Birinci ve ikinci dünya savaşlarına giden süreçte ve sonrasında ortaya çıkan küresel yapılandırmalar buna örnektir.
Bugüne kadarki düzen Potsdam Deklerasyonu ve akabinde yaşanan Yalta Konferansı‘nda oluşturulmuştu. Düzenin durağanlaşıp çökmesinin engellenmesi için de “soğuk savaş” oyunlarıyla toplumsal stres birikimi kontrol altında tutuluyordu.
Şimdi yeni bir yüz yıllık kurgu tanımlanmaya çalışılıyor.
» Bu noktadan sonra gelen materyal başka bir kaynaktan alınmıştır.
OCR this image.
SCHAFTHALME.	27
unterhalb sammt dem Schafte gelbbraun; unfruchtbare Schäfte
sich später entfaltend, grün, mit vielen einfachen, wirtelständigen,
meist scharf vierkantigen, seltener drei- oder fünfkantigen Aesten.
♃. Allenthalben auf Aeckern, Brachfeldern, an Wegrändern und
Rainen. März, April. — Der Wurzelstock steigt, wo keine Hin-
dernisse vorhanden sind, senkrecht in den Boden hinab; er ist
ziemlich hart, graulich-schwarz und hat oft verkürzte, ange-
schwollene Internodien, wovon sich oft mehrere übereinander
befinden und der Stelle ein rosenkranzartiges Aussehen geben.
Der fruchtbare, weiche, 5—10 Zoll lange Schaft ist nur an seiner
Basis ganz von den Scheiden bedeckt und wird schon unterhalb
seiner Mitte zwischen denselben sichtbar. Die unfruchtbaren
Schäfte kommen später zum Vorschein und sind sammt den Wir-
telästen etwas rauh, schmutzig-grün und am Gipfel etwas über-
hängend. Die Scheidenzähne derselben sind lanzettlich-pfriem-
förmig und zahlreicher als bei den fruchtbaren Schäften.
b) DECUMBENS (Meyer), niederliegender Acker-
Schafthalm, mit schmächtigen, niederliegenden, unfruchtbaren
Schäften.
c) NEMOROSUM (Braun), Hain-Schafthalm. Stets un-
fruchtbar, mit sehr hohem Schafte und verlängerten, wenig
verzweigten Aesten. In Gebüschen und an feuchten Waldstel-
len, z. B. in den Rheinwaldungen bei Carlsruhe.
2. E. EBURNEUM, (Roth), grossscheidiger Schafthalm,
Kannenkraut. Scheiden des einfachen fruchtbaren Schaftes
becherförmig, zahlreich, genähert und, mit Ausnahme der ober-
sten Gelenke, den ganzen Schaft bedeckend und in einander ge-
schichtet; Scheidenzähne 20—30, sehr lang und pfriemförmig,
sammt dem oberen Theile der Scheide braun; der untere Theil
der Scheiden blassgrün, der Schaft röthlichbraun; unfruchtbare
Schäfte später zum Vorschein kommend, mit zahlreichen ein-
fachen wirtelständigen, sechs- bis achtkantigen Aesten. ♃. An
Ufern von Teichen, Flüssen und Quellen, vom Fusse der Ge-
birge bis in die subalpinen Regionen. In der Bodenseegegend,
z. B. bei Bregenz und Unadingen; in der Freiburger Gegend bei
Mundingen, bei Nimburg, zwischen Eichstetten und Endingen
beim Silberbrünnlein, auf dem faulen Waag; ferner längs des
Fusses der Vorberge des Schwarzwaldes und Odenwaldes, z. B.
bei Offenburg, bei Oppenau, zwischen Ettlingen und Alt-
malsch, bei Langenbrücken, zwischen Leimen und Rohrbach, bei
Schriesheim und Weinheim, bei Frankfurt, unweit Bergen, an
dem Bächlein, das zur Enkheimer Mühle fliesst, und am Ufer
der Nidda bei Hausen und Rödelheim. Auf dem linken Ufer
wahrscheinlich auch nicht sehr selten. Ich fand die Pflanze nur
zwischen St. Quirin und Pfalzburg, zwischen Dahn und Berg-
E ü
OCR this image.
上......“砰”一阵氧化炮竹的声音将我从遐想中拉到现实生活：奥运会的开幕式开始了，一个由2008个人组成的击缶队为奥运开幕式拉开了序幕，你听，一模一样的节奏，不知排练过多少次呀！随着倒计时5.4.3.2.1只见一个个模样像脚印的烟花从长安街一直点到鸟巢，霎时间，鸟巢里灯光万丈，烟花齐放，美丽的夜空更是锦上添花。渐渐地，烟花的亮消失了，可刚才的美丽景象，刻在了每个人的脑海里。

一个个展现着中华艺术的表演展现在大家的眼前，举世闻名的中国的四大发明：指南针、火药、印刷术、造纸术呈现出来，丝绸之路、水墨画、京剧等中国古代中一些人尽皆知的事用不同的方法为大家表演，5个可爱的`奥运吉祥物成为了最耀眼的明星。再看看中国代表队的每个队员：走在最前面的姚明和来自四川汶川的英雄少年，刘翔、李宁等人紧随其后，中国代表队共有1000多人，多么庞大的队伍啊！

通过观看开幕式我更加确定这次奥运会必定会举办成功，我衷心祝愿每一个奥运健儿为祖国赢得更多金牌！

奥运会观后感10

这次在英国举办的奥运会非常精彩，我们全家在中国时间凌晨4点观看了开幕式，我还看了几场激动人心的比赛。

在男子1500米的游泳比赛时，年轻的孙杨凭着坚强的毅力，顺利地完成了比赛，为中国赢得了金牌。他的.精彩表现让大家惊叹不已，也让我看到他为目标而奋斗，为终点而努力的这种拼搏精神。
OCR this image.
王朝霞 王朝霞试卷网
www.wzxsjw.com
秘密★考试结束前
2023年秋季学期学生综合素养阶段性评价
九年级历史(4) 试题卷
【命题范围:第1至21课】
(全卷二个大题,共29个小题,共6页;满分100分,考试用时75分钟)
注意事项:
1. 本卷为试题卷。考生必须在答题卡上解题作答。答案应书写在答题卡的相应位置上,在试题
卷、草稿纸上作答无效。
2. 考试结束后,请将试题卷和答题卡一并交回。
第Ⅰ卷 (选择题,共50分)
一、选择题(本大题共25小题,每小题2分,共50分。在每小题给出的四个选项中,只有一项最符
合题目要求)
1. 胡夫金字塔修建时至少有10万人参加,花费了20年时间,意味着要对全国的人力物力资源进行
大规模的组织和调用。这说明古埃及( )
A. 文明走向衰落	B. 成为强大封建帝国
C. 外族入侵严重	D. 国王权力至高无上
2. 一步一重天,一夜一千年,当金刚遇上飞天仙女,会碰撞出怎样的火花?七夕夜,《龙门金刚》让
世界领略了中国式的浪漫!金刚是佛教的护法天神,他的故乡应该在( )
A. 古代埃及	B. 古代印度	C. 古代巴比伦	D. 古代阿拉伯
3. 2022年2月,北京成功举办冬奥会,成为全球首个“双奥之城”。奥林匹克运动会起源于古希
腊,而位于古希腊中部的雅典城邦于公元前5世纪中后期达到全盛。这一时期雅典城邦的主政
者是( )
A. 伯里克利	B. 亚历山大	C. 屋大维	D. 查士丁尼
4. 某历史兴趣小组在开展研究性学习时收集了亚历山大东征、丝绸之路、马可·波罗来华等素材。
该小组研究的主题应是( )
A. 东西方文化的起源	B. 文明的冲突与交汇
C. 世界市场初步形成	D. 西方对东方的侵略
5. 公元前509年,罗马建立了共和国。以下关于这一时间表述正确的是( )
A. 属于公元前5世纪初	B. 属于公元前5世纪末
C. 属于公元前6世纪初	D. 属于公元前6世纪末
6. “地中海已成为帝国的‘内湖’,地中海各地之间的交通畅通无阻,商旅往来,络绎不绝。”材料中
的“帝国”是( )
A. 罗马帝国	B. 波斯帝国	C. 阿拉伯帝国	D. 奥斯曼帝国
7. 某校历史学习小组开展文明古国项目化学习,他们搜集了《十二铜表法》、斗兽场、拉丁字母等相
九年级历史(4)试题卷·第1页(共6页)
Önceki unsurların durumu oldukça dramatik… Kimi kendine rağmen öne çıkarılıyor, kimi oportinistler koşullardan kazanç devşirme peşinde, kimi kurgu dışına itilmemek için sahne arıyor…
Süreç sancılı.
Bizim buralarda kafası karışıklarla, olup bitenlerin farkında olmayanların durumları daha acıklı. Sarsıcı gerçek şu ki bugünün dünyası yüz yıllık ezberlerle okunamaz…
Yeni bir dünya kurulurken orada olmak yetmez; dirayet üretip mutfakta olabiliyor musun işte bütün mesele bu.